It’s been another “mixed bag” kind of day, but I am ending the evening feeling blessed just looking over these pictures from our last week at home again. This morning Phoebe had her hearing tested and for the first time her test results showed that she has some high frequency hearing loss caused by a chemotherapy drug she receives called Cisplatin. It was sad to sit in the same room with her and hear sounds that she didn’t. I am told that this will not likely affect her speaking ability, but will probably make it difficult for her to hear sounds like “ssssss” or “ttt”, rather than lower tones. We are not altogether surprised, as we were warned that this particular drug causes high-frequency hearing loss, just a little saddened for Phoebe. She will receive Cisplatin again this round of chemo but at a 50% reduced rate. And I would take hearing aids over cancer any day.

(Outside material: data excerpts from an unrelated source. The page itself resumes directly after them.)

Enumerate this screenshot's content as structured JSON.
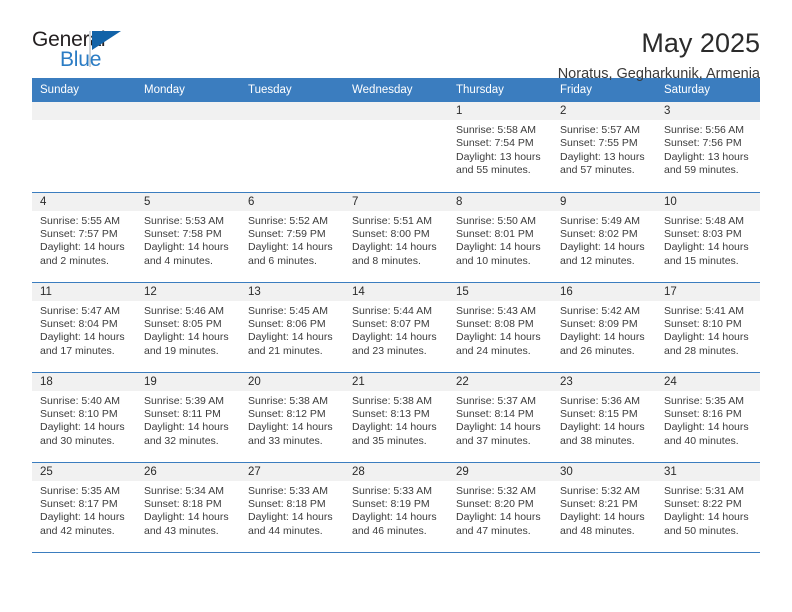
{
  "logo": {
    "word_top": "General",
    "word_bottom": "Blue",
    "accent_color": "#1263a8",
    "text_color": "#231f20"
  },
  "header": {
    "title": "May 2025",
    "subtitle": "Noratus, Gegharkunik, Armenia"
  },
  "theme": {
    "header_bar": "#3b7dbf",
    "daynum_band": "#f1f1f1",
    "body_text": "#3c3c3c"
  },
  "labels": {
    "sunrise": "Sunrise:",
    "sunset": "Sunset:",
    "daylight": "Daylight:"
  },
  "weekdays": [
    "Sunday",
    "Monday",
    "Tuesday",
    "Wednesday",
    "Thursday",
    "Friday",
    "Saturday"
  ],
  "weeks": [
    [
      {
        "day": "",
        "empty": true
      },
      {
        "day": "",
        "empty": true
      },
      {
        "day": "",
        "empty": true
      },
      {
        "day": "",
        "empty": true
      },
      {
        "day": "1",
        "sunrise": "Sunrise: 5:58 AM",
        "sunset": "Sunset: 7:54 PM",
        "daylight": "Daylight: 13 hours and 55 minutes."
      },
      {
        "day": "2",
        "sunrise": "Sunrise: 5:57 AM",
        "sunset": "Sunset: 7:55 PM",
        "daylight": "Daylight: 13 hours and 57 minutes."
      },
      {
        "day": "3",
        "sunrise": "Sunrise: 5:56 AM",
        "sunset": "Sunset: 7:56 PM",
        "daylight": "Daylight: 13 hours and 59 minutes."
      }
    ],
    [
      {
        "day": "4",
        "sunrise": "Sunrise: 5:55 AM",
        "sunset": "Sunset: 7:57 PM",
        "daylight": "Daylight: 14 hours and 2 minutes."
      },
      {
        "day": "5",
        "sunrise": "Sunrise: 5:53 AM",
        "sunset": "Sunset: 7:58 PM",
        "daylight": "Daylight: 14 hours and 4 minutes."
      },
      {
        "day": "6",
        "sunrise": "Sunrise: 5:52 AM",
        "sunset": "Sunset: 7:59 PM",
        "daylight": "Daylight: 14 hours and 6 minutes."
      },
      {
        "day": "7",
        "sunrise": "Sunrise: 5:51 AM",
        "sunset": "Sunset: 8:00 PM",
        "daylight": "Daylight: 14 hours and 8 minutes."
      },
      {
        "day": "8",
        "sunrise": "Sunrise: 5:50 AM",
        "sunset": "Sunset: 8:01 PM",
        "daylight": "Daylight: 14 hours and 10 minutes."
      },
      {
        "day": "9",
        "sunrise": "Sunrise: 5:49 AM",
        "sunset": "Sunset: 8:02 PM",
        "daylight": "Daylight: 14 hours and 12 minutes."
      },
      {
        "day": "10",
        "sunrise": "Sunrise: 5:48 AM",
        "sunset": "Sunset: 8:03 PM",
        "daylight": "Daylight: 14 hours and 15 minutes."
      }
    ],
    [
      {
        "day": "11",
        "sunrise": "Sunrise: 5:47 AM",
        "sunset": "Sunset: 8:04 PM",
        "daylight": "Daylight: 14 hours and 17 minutes."
      },
      {
        "day": "12",
        "sunrise": "Sunrise: 5:46 AM",
        "sunset": "Sunset: 8:05 PM",
        "daylight": "Daylight: 14 hours and 19 minutes."
      },
      {
        "day": "13",
        "sunrise": "Sunrise: 5:45 AM",
        "sunset": "Sunset: 8:06 PM",
        "daylight": "Daylight: 14 hours and 21 minutes."
      },
      {
        "day": "14",
        "sunrise": "Sunrise: 5:44 AM",
        "sunset": "Sunset: 8:07 PM",
        "daylight": "Daylight: 14 hours and 23 minutes."
      },
      {
        "day": "15",
        "sunrise": "Sunrise: 5:43 AM",
        "sunset": "Sunset: 8:08 PM",
        "daylight": "Daylight: 14 hours and 24 minutes."
      },
      {
        "day": "16",
        "sunrise": "Sunrise: 5:42 AM",
        "sunset": "Sunset: 8:09 PM",
        "daylight": "Daylight: 14 hours and 26 minutes."
      },
      {
        "day": "17",
        "sunrise": "Sunrise: 5:41 AM",
        "sunset": "Sunset: 8:10 PM",
        "daylight": "Daylight: 14 hours and 28 minutes."
      }
    ],
    [
      {
        "day": "18",
        "sunrise": "Sunrise: 5:40 AM",
        "sunset": "Sunset: 8:10 PM",
        "daylight": "Daylight: 14 hours and 30 minutes."
      },
      {
        "day": "19",
        "sunrise": "Sunrise: 5:39 AM",
        "sunset": "Sunset: 8:11 PM",
        "daylight": "Daylight: 14 hours and 32 minutes."
      },
      {
        "day": "20",
        "sunrise": "Sunrise: 5:38 AM",
        "sunset": "Sunset: 8:12 PM",
        "daylight": "Daylight: 14 hours and 33 minutes."
      },
      {
        "day": "21",
        "sunrise": "Sunrise: 5:38 AM",
        "sunset": "Sunset: 8:13 PM",
        "daylight": "Daylight: 14 hours and 35 minutes."
      },
      {
        "day": "22",
        "sunrise": "Sunrise: 5:37 AM",
        "sunset": "Sunset: 8:14 PM",
        "daylight": "Daylight: 14 hours and 37 minutes."
      },
      {
        "day": "23",
        "sunrise": "Sunrise: 5:36 AM",
        "sunset": "Sunset: 8:15 PM",
        "daylight": "Daylight: 14 hours and 38 minutes."
      },
      {
        "day": "24",
        "sunrise": "Sunrise: 5:35 AM",
        "sunset": "Sunset: 8:16 PM",
        "daylight": "Daylight: 14 hours and 40 minutes."
      }
    ],
    [
      {
        "day": "25",
        "sunrise": "Sunrise: 5:35 AM",
        "sunset": "Sunset: 8:17 PM",
        "daylight": "Daylight: 14 hours and 42 minutes."
      },
      {
        "day": "26",
        "sunrise": "Sunrise: 5:34 AM",
        "sunset": "Sunset: 8:18 PM",
        "daylight": "Daylight: 14 hours and 43 minutes."
      },
      {
        "day": "27",
        "sunrise": "Sunrise: 5:33 AM",
        "sunset": "Sunset: 8:18 PM",
        "daylight": "Daylight: 14 hours and 44 minutes."
      },
      {
        "day": "28",
        "sunrise": "Sunrise: 5:33 AM",
        "sunset": "Sunset: 8:19 PM",
        "daylight": "Daylight: 14 hours and 46 minutes."
      },
      {
        "day": "29",
        "sunrise": "Sunrise: 5:32 AM",
        "sunset": "Sunset: 8:20 PM",
        "daylight": "Daylight: 14 hours and 47 minutes."
      },
      {
        "day": "30",
        "sunrise": "Sunrise: 5:32 AM",
        "sunset": "Sunset: 8:21 PM",
        "daylight": "Daylight: 14 hours and 48 minutes."
      },
      {
        "day": "31",
        "sunrise": "Sunrise: 5:31 AM",
        "sunset": "Sunset: 8:22 PM",
        "daylight": "Daylight: 14 hours and 50 minutes."
      }
    ]
  ]
}
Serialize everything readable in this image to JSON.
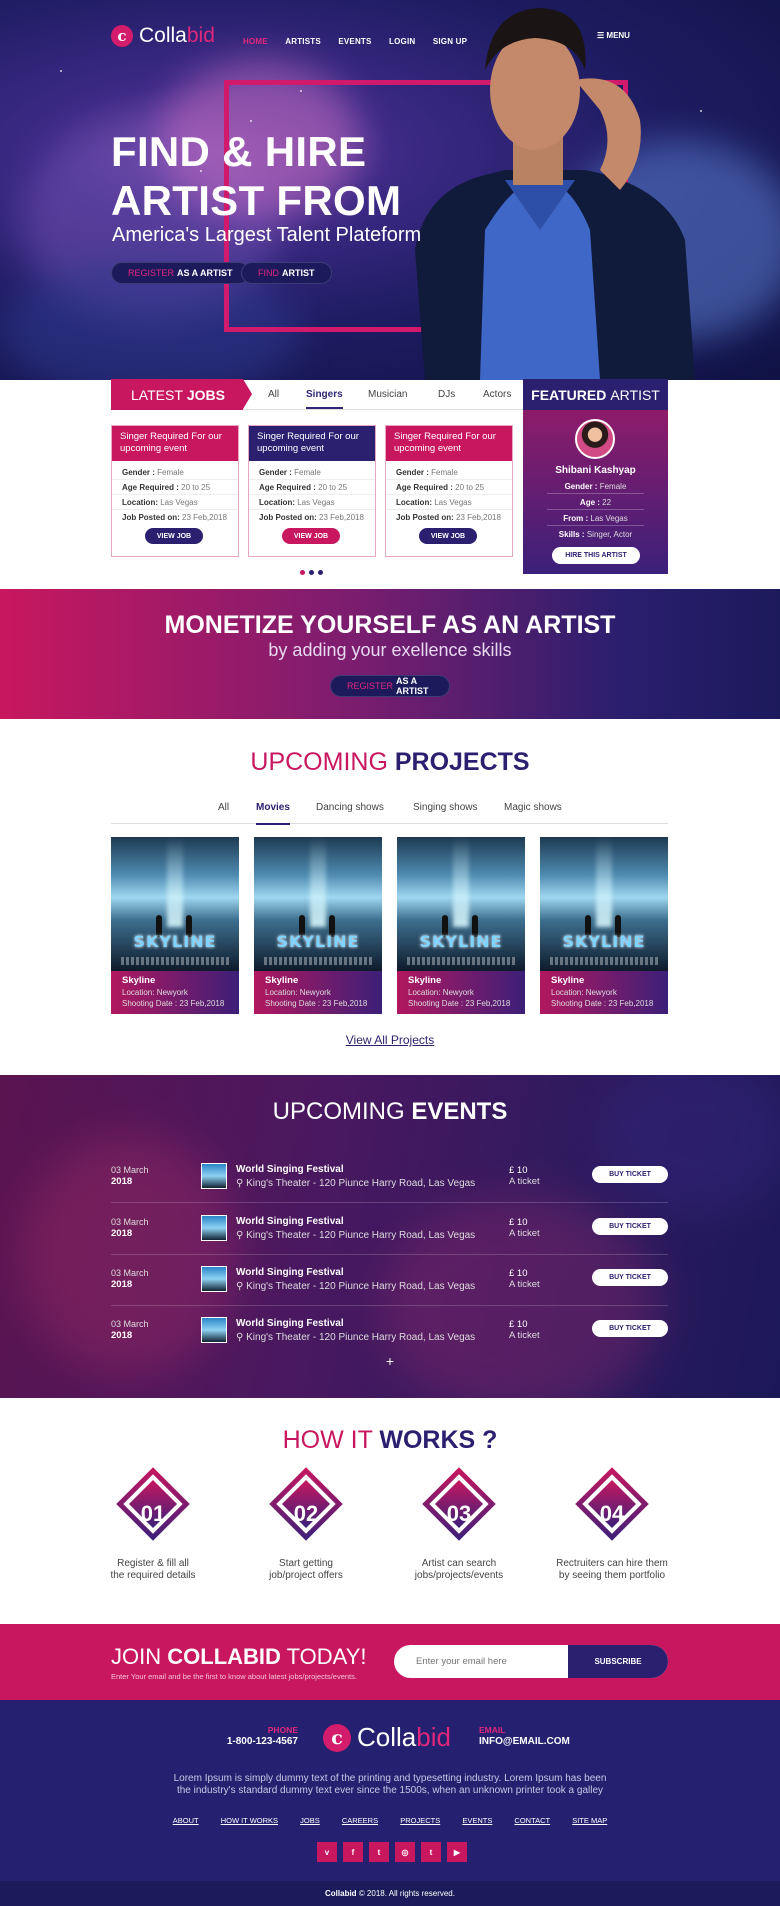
{
  "brand": {
    "name_a": "Colla",
    "name_b": "bid",
    "mark": "c"
  },
  "nav": {
    "items": [
      "HOME",
      "ARTISTS",
      "EVENTS",
      "LOGIN",
      "SIGN UP"
    ],
    "menu": "MENU"
  },
  "hero": {
    "line1": "FIND & HIRE",
    "line2": "ARTIST FROM",
    "subtitle": "America's Largest Talent Plateform",
    "btn1_a": "REGISTER",
    "btn1_b": "AS A ARTIST",
    "btn2_a": "FIND",
    "btn2_b": "ARTIST"
  },
  "latest_jobs": {
    "title_a": "LATEST",
    "title_b": "JOBS",
    "tabs": [
      "All",
      "Singers",
      "Musician",
      "DJs",
      "Actors"
    ],
    "active_tab": "Singers",
    "cards": [
      {
        "title": "Singer Required For our upcoming event",
        "gender_k": "Gender :",
        "gender": "Female",
        "age_k": "Age Required :",
        "age": "20 to 25",
        "loc_k": "Location:",
        "loc": "Las Vegas",
        "posted_k": "Job Posted on:",
        "posted": "23 Feb,2018",
        "button": "VIEW JOB",
        "color": "#c8175f"
      },
      {
        "title": "Singer Required For our upcoming event",
        "gender_k": "Gender :",
        "gender": "Female",
        "age_k": "Age Required :",
        "age": "20 to 25",
        "loc_k": "Location:",
        "loc": "Las Vegas",
        "posted_k": "Job Posted on:",
        "posted": "23 Feb,2018",
        "button": "VIEW JOB",
        "color": "#2b1f70"
      },
      {
        "title": "Singer Required For our upcoming event",
        "gender_k": "Gender :",
        "gender": "Female",
        "age_k": "Age Required :",
        "age": "20 to 25",
        "loc_k": "Location:",
        "loc": "Las Vegas",
        "posted_k": "Job Posted on:",
        "posted": "23 Feb,2018",
        "button": "VIEW JOB",
        "color": "#c8175f"
      }
    ]
  },
  "featured": {
    "title_a": "FEATURED",
    "title_b": "ARTIST",
    "name": "Shibani Kashyap",
    "gender_k": "Gender :",
    "gender": "Female",
    "age_k": "Age :",
    "age": "22",
    "from_k": "From :",
    "from": "Las Vegas",
    "skills_k": "Skills :",
    "skills": "Singer, Actor",
    "button": "HIRE THIS ARTIST"
  },
  "monetize": {
    "title": "MONETIZE YOURSELF AS AN ARTIST",
    "subtitle": "by adding your exellence skills",
    "btn_a": "REGISTER",
    "btn_b": "AS A ARTIST"
  },
  "projects": {
    "title_a": "UPCOMING",
    "title_b": "PROJECTS",
    "tabs": [
      "All",
      "Movies",
      "Dancing shows",
      "Singing shows",
      "Magic shows"
    ],
    "active_tab": "Movies",
    "items": [
      {
        "poster_title": "SKYLINE",
        "poster_tag": "DON'T LOOK UP",
        "name": "Skyline",
        "loc_k": "Location:",
        "loc": "Newyork",
        "date_k": "Shooting Date :",
        "date": "23 Feb,2018"
      },
      {
        "poster_title": "SKYLINE",
        "poster_tag": "DON'T LOOK UP",
        "name": "Skyline",
        "loc_k": "Location:",
        "loc": "Newyork",
        "date_k": "Shooting Date :",
        "date": "23 Feb,2018"
      },
      {
        "poster_title": "SKYLINE",
        "poster_tag": "DON'T LOOK UP",
        "name": "Skyline",
        "loc_k": "Location:",
        "loc": "Newyork",
        "date_k": "Shooting Date :",
        "date": "23 Feb,2018"
      },
      {
        "poster_title": "SKYLINE",
        "poster_tag": "DON'T LOOK UP",
        "name": "Skyline",
        "loc_k": "Location:",
        "loc": "Newyork",
        "date_k": "Shooting Date :",
        "date": "23 Feb,2018"
      }
    ],
    "view_all": "View All Projects"
  },
  "events": {
    "title_a": "UPCOMING",
    "title_b": "EVENTS",
    "rows": [
      {
        "day": "03 March",
        "year": "2018",
        "name": "World Singing Festival",
        "place": "King's Theater - 120 Piunce Harry Road, Las Vegas",
        "price": "£ 10",
        "unit": "A ticket",
        "button": "BUY TICKET"
      },
      {
        "day": "03 March",
        "year": "2018",
        "name": "World Singing Festival",
        "place": "King's Theater - 120 Piunce Harry Road, Las Vegas",
        "price": "£ 10",
        "unit": "A ticket",
        "button": "BUY TICKET"
      },
      {
        "day": "03 March",
        "year": "2018",
        "name": "World Singing Festival",
        "place": "King's Theater - 120 Piunce Harry Road, Las Vegas",
        "price": "£ 10",
        "unit": "A ticket",
        "button": "BUY TICKET"
      },
      {
        "day": "03 March",
        "year": "2018",
        "name": "World Singing Festival",
        "place": "King's Theater - 120 Piunce Harry Road, Las Vegas",
        "price": "£ 10",
        "unit": "A ticket",
        "button": "BUY TICKET"
      }
    ],
    "more": "+"
  },
  "how": {
    "title_a": "HOW IT",
    "title_b": "WORKS ?",
    "steps": [
      {
        "num": "01",
        "l1": "Register & fill all",
        "l2": "the required details"
      },
      {
        "num": "02",
        "l1": "Start getting",
        "l2": "job/project offers"
      },
      {
        "num": "03",
        "l1": "Artist can search",
        "l2": "jobs/projects/events"
      },
      {
        "num": "04",
        "l1": "Rectruiters can hire them",
        "l2": "by seeing them portfolio"
      }
    ]
  },
  "join": {
    "title_a": "JOIN",
    "title_b": "COLLABID",
    "title_c": "TODAY!",
    "sub": "Enter Your email and be the first to know about latest jobs/projects/events.",
    "placeholder": "Enter your email here",
    "button": "SUBSCRIBE"
  },
  "footer": {
    "phone_k": "PHONE",
    "phone": "1-800-123-4567",
    "email_k": "EMAIL",
    "email": "INFO@EMAIL.COM",
    "text1": "Lorem Ipsum is simply dummy text of the printing and typesetting industry. Lorem Ipsum has been",
    "text2": "the industry's standard dummy text ever since the 1500s, when an unknown printer took a galley",
    "links": [
      "ABOUT",
      "HOW IT WORKS",
      "JOBS",
      "CAREERS",
      "PROJECTS",
      "EVENTS",
      "CONTACT",
      "SITE MAP"
    ],
    "social": [
      "vimeo-icon",
      "facebook-icon",
      "twitter-icon",
      "instagram-icon",
      "tumblr-icon",
      "youtube-icon"
    ],
    "copy_a": "Collabid",
    "copy_b": "© 2018. All rights reserved."
  }
}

After her Audiology test we went to the Oncology clinic and she had her port accessed and labs drawn. All of her numbers looked good and they commended us for a great job maintaining good sodium levels with her DDAVP shots. After the balancing act of all those meds for a week, it felt good to know we were on top of things and she was doing so well. I felt like I had passed a big exam with flying colors!
She wasn’t very excited to be back at the hospital and asked to “go bye-bye” several times. I ached for her because I knew she was feeling anxious and sad about being here. She perked up when we got to her room and I mentioned eating. She has been taken off food restrictions and can now eat whatever she wants! She had 2 bites of spaghetti, some applesauce and some milk and she was thrilled! It was just a little, but it’s a start.
She lookes so good, doesn’t she!? Her strength is improving each day, her breathing is much better, her silliness is back….I am just beaming inside with how great she’s doing and how far we’ve come in just a few weeks.
Tonight her chemotherapy infusuions start and will run over the next four days. If she tolerates it as well as she did this last round, we will be looking at another week at home in about a week or so. In 2 weeks she will have an MRI to check for tumor, and those days are always nerve-wracking. But for now, all I feel is hope and an expectancy of good things. It was a magical week at home and we are praying that she comes through this round of chemo just as beautifully.